Consulting firm Gartner recommended businesses immediately block OpenClaw downloads and traffic and rotate any credentials OpenClaw has touched. The Chinese government similarly warned users but stopped short of an outright ban, reported Reuters.
Steinberger described a “whirlwind” month in a blog post asserting the internet “got weird again” and that “OpenAI was the best place to continue pushing on my vision and expand its reach.”
Steinberger said his next mission is to build an agent that even his mother could use, which will need broader changes, more thought on safety and access to the latest models and research. He acknowledged OpenClaw “could become a huge company,” but the prospect did not excite him. “What I want is to change the world, not build a large company and teaming up with OpenAI is the fastest way to bring this to everyone,” he said.

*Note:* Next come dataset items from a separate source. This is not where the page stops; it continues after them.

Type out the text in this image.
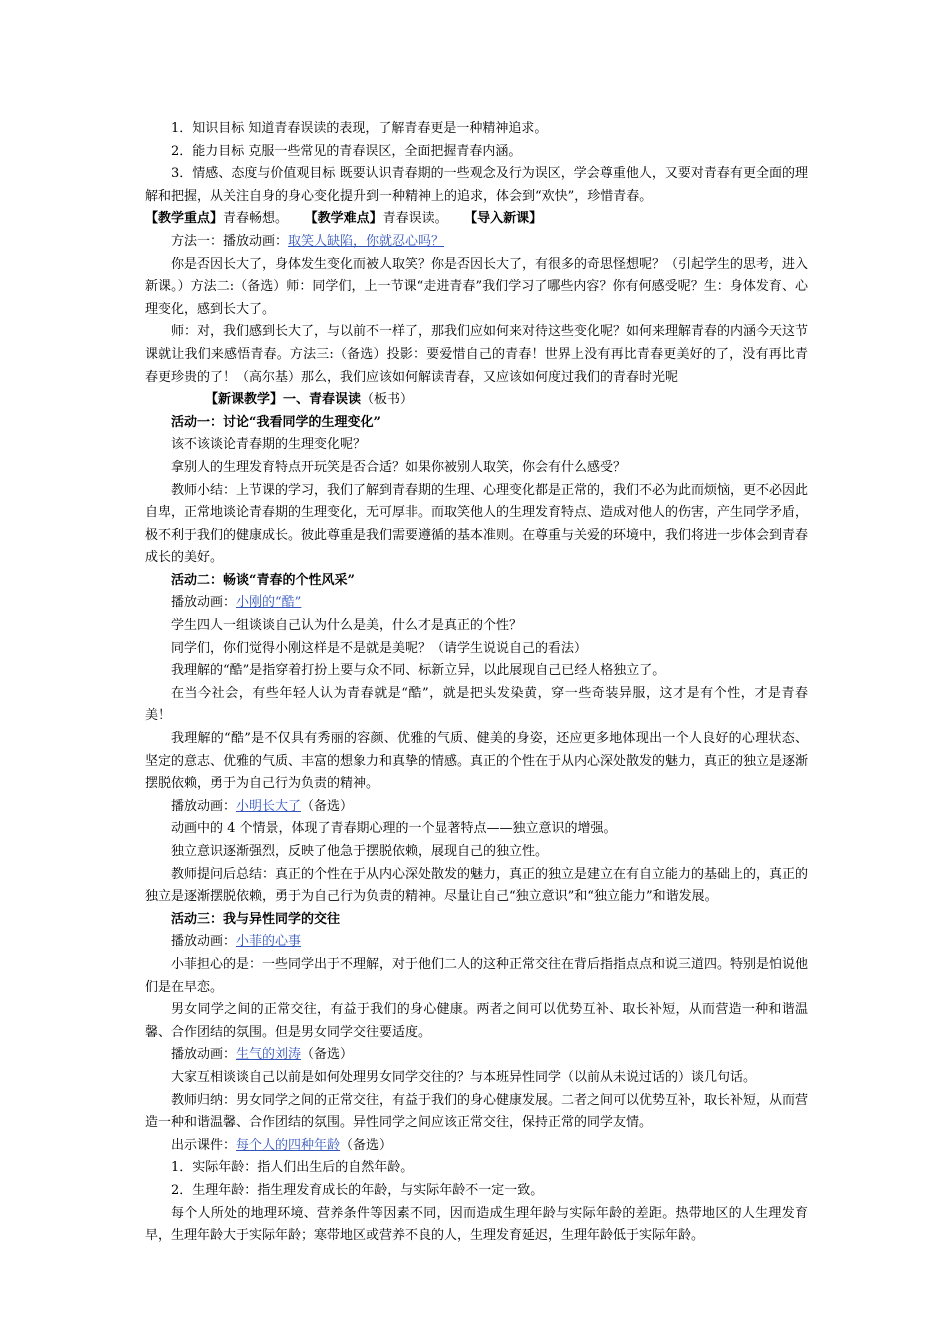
1．知识目标 知道青春误读的表现，了解青春更是一种精神追求。

2．能力目标 克服一些常见的青春误区，全面把握青春内涵。

3．情感、态度与价值观目标 既要认识青春期的一些观念及行为误区，学会尊重他人，又要对青春有更全面的理解和把握，从关注自身的身心变化提升到一种精神上的追求，体会到“欢快”，珍惜青春。

【教学重点】青春畅想。 【教学难点】青春误读。 【导入新课】

方法一：播放动画：取笑人缺陷，你就忍心吗？

你是否因长大了，身体发生变化而被人取笑？你是否因长大了，有很多的奇思怪想呢？（引起学生的思考，进入新课。）方法二:（备选）师：同学们，上一节课“走进青春”我们学习了哪些内容？你有何感受呢？生：身体发育、心理变化，感到长大了。

师：对，我们感到长大了，与以前不一样了，那我们应如何来对待这些变化呢？如何来理解青春的内涵今天这节课就让我们来感悟青春。方法三:（备选）投影：要爱惜自己的青春！世界上没有再比青春更美好的了，没有再比青春更珍贵的了！（高尔基）那么，我们应该如何解读青春，又应该如何度过我们的青春时光呢

【新课教学】一、青春误读（板书）

活动一：讨论“我看同学的生理变化”

该不该谈论青春期的生理变化呢？

拿别人的生理发育特点开玩笑是否合适？如果你被别人取笑，你会有什么感受？

教师小结：上节课的学习，我们了解到青春期的生理、心理变化都是正常的，我们不必为此而烦恼，更不必因此自卑，正常地谈论青春期的生理变化，无可厚非。而取笑他人的生理发育特点、造成对他人的伤害，产生同学矛盾，极不利于我们的健康成长。彼此尊重是我们需要遵循的基本准则。在尊重与关爱的环境中，我们将进一步体会到青春成长的美好。

活动二：畅谈“青春的个性风采”

播放动画：小刚的“酷”

学生四人一组谈谈自己认为什么是美，什么才是真正的个性？

同学们，你们觉得小刚这样是不是就是美呢？（请学生说说自己的看法）

我理解的“酷”是指穿着打扮上要与众不同、标新立异，以此展现自己已经人格独立了。

在当今社会，有些年轻人认为青春就是“酷”，就是把头发染黄，穿一些奇装异服，这才是有个性，才是青春美！

我理解的“酷”是不仅具有秀丽的容颜、优雅的气质、健美的身姿，还应更多地体现出一个人良好的心理状态、坚定的意志、优雅的气质、丰富的想象力和真挚的情感。真正的个性在于从内心深处散发的魅力，真正的独立是逐渐摆脱依赖，勇于为自己行为负责的精神。

播放动画：小明长大了（备选）

动画中的 4 个情景，体现了青春期心理的一个显著特点——独立意识的增强。

独立意识逐渐强烈，反映了他急于摆脱依赖，展现自己的独立性。

教师提问后总结：真正的个性在于从内心深处散发的魅力，真正的独立是建立在有自立能力的基础上的，真正的独立是逐渐摆脱依赖，勇于为自己行为负责的精神。尽量让自己“独立意识”和“独立能力”和谐发展。

活动三：我与异性同学的交往

播放动画：小菲的心事

小菲担心的是：一些同学出于不理解，对于他们二人的这种正常交往在背后指指点点和说三道四。特别是怕说他们是在早恋。

男女同学之间的正常交往，有益于我们的身心健康。两者之间可以优势互补、取长补短，从而营造一种和谐温馨、合作团结的氛围。但是男女同学交往要适度。

播放动画：生气的刘涛（备选）

大家互相谈谈自己以前是如何处理男女同学交往的？与本班异性同学（以前从未说过话的）谈几句话。

教师归纳：男女同学之间的正常交往，有益于我们的身心健康发展。二者之间可以优势互补，取长补短，从而营造一种和谐温馨、合作团结的氛围。异性同学之间应该正常交往，保持正常的同学友情。

出示课件：每个人的四种年龄（备选）

1．实际年龄：指人们出生后的自然年龄。

2．生理年龄：指生理发育成长的年龄，与实际年龄不一定一致。

每个人所处的地理环境、营养条件等因素不同，因而造成生理年龄与实际年龄的差距。热带地区的人生理发育早，生理年龄大于实际年龄；寒带地区或营养不良的人，生理发育延迟，生理年龄低于实际年龄。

In a late January X post, he pushed back against criticism, writing “The amount of crap I get for putting out a hobby project for free is quite something.” Most “non-techies should not install this. It’s not finished, I know about the sharp edges,” he also wrote.
OpenClaw will transition to a foundation structure and be an open-source project that OpenAI will support, Altman said, adding that the future is going to be “extremely multi-agent” and it is important to OpenAI to support open source as part of that approach.
Neither OpenAI nor Steinberger disclosed financial terms of the arrangement or what consideration changed hands. Altman did not indicate when or how OpenAI will incorporate the technology into its services or whether it will retain the OpenClaw name for its own offerings.